Britische Girlpower gibt es nicht erst seit den Neunzigerjahren. Schon in den Achtzigern schafften es die She Rockers nicht nur in der britischen Rapszene Fuß zu fassen, sondern auch internationale Aufmerksamkeit zu erlangen.
Die She Rockers bestanden ursprünglich aus den Mitgliedern Donna McConnell und Alison Clarkson, in wechselnder Besetzung mit Antonia Jolly und später Dupe Fagbesa. Alles begann mit Donna und Alison, die sich als Jugendliche über Umwege kennengelernt hatten und ein Hobby miteinander teilten: HipHop. Dazu gehörte das gemeinsame Musikhören (darunter RUN DMC und LL Cool J), eigene Raptexte schreiben, Graffiti und Tagging, Breakdance, Streetwear, sowie in den Clubs und auf Konzerten feiern zu gehen. In dem sie die Clubszene kennenlernten, erschlossen sie sich, ohne es zu ahnen, ein Netzwerk, welches ihnen später zugutekam.

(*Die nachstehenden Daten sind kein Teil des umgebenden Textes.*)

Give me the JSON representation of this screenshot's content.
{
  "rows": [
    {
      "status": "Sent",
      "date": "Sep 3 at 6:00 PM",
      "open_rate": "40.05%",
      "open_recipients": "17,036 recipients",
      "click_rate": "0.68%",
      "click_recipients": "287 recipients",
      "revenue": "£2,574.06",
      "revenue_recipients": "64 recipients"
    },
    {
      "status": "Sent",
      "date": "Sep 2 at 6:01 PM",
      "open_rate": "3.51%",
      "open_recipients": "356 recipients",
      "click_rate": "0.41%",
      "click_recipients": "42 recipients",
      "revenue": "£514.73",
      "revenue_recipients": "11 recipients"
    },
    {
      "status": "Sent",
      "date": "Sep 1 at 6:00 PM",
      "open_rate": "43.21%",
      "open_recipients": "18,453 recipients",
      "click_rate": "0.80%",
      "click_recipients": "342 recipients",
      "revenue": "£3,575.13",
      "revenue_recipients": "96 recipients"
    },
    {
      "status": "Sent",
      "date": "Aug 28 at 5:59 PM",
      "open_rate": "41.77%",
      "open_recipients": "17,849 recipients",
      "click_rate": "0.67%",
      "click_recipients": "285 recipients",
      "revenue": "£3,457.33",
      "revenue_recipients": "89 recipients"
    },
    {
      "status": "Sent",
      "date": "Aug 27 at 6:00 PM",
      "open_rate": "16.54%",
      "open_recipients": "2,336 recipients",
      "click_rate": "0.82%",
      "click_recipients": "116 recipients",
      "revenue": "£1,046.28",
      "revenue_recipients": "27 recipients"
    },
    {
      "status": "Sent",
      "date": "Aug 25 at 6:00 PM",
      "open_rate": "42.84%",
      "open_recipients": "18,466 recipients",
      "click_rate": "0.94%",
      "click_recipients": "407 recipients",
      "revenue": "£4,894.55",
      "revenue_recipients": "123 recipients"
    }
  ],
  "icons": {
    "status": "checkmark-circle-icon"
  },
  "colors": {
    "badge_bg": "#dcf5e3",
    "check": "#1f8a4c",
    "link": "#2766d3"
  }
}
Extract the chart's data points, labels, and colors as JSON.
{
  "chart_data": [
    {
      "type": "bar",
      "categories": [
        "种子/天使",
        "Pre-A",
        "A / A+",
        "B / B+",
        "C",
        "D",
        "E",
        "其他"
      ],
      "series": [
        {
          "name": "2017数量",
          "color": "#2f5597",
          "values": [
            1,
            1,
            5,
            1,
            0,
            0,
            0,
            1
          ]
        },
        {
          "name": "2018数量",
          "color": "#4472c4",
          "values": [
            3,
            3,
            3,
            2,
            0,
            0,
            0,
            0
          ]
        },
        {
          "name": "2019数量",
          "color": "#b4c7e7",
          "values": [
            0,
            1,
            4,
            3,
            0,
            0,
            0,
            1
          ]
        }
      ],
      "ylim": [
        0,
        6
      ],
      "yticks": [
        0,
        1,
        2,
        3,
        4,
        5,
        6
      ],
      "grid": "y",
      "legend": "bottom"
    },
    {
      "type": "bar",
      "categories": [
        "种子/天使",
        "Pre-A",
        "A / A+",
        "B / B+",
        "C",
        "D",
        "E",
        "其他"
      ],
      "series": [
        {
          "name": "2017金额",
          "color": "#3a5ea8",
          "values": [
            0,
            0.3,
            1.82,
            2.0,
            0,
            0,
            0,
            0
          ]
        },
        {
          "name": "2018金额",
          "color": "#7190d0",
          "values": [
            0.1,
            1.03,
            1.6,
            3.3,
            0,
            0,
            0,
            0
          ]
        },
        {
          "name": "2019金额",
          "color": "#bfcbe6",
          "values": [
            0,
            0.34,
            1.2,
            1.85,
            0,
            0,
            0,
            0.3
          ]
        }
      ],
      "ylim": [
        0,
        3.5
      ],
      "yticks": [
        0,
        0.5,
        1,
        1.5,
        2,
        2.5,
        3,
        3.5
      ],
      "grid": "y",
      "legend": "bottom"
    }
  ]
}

Ein Konzert hatte dabei wohl den größten Impact auf Donna und Alison: Das Salt-n-Pepa-Konzert in Londons legendärem Astoria Theatre. Nach dem Konzert schlichen sich die beiden Backstage, trafen ihre Idole und entschlossen sich, selbst eine weibliche Rap Crew zu werden. Damals hatte sich Donna bereits einen MC-Namen für sich überlegt: She-Rock. Inspiriert wurde der Name unter anderen von dem Rapper T La Rock, sowie der Vorstellung „female rocking the mic“, als auch der kurvigen Comic-Figur She-Ra. Für die Band wurde aus She-Rock also She Rockers, eigentlich nur als provisorischer Name, bis die Band einen eigenen Bandnamen gefunden hatte. Dazu kam es aber nie, so dass die Gruppe als die She Rockers bekannt wurden.
Wie viele Artists ihrer Zeit waren auch sie vom US-Rap inspiriert. Public Enemy spielten in ihrer Erfolgsgeschichte eine besonders große Rolle: Als Donna zum ersten Mal ein Public Enemy-Tape hörte, wollte sie die Crew unbedingt kennenlernen. Kurze Zeit später lernten sie und Alison über die Londoner Clubszene Def Jam-Mitbegründer Russel Simmons kennen, der sie wiederum auf das anstehende Public Enemy-Konzert in London einlud. Nach dem Konzert wollten die Girls und einige ihrer Freunde Public Enemy persönlich treffen, weswegen sie anschließend vor dem Hilton Hotel auf sie warteten – leider ohne Erfolg. Daher machten sie einen Abstecher zum nächstgelegenen McDonald‘s. Dort saßen dann Public Enemy und ihr Spokesman Professor Griff. Die She Rockers nutzten die Chance, rappten vor der Crew, wurden so entdeckt und damit zu Schützlingen von Griff. Kurze Zeit später ließ er sie nach Long Island einfliegen. Sie spielten ein paar Shows in New York und arbeiteten gemeinsam mit ihm an Songs, darunter auch „Give It A Rest“ (1988).
Zurück im Vereinigten Königreich verließ Alison Clarkson vorerst die Gruppe, so dass Donna und Antonia die She Rockers fortführten. Mit der neuen Besetzung veränderte sich auch ihr musikalischer Style in Richtung Cultured HipHouse, wie z.B. bei „Jam it Jam“ (1989), das Platz 58 der UK-Charts belegte, oder auch „Do Dat Dance“ (1990). Die Mischung aus Pop, Dance und Rap machte somit auch Einzug auf ihrem Debütalbum „She Rockers – Rockers from London“ (1990). In ihren Texten waren sie mal humorvoll, aber auch mal kritisch wie z.B. bei „How Sweet It is“. In dem Song geht es beispielsweise darum, wie Gewalt bei Hip-Hop Konzerten im Vergleich zu anderen Veranstaltungen übermäßig dargestellt werde. Insgesamt wollten die She Rockers viel stärker als Hardcore-Rap-Gruppe wie z.B. Public Enemy wahrgenommen werden. Ihr Label gestand ihnen dies jedoch nicht zu.
Auch wenn die Karriere der She Rockers verhältnismäßig kurz war, stellen sie als britische female Rap Crew mit einer ordentlichen Ladung Female Power im HipHop-Kontext eine Ausnahme dar. Sie brachten nicht nur britischen Flavor nach New York, sondern auch US-amerikanische HipHop-Fashion nach London. Wie ihre musikalischen Vorbilder trugen sie Baseballjacken, Snapbacks, Adidas high-top Sneakers und große Ohrringe. Sie mischten US-Brands mit europäischen Marken und beeinflussten so den Londoner Streetstyle.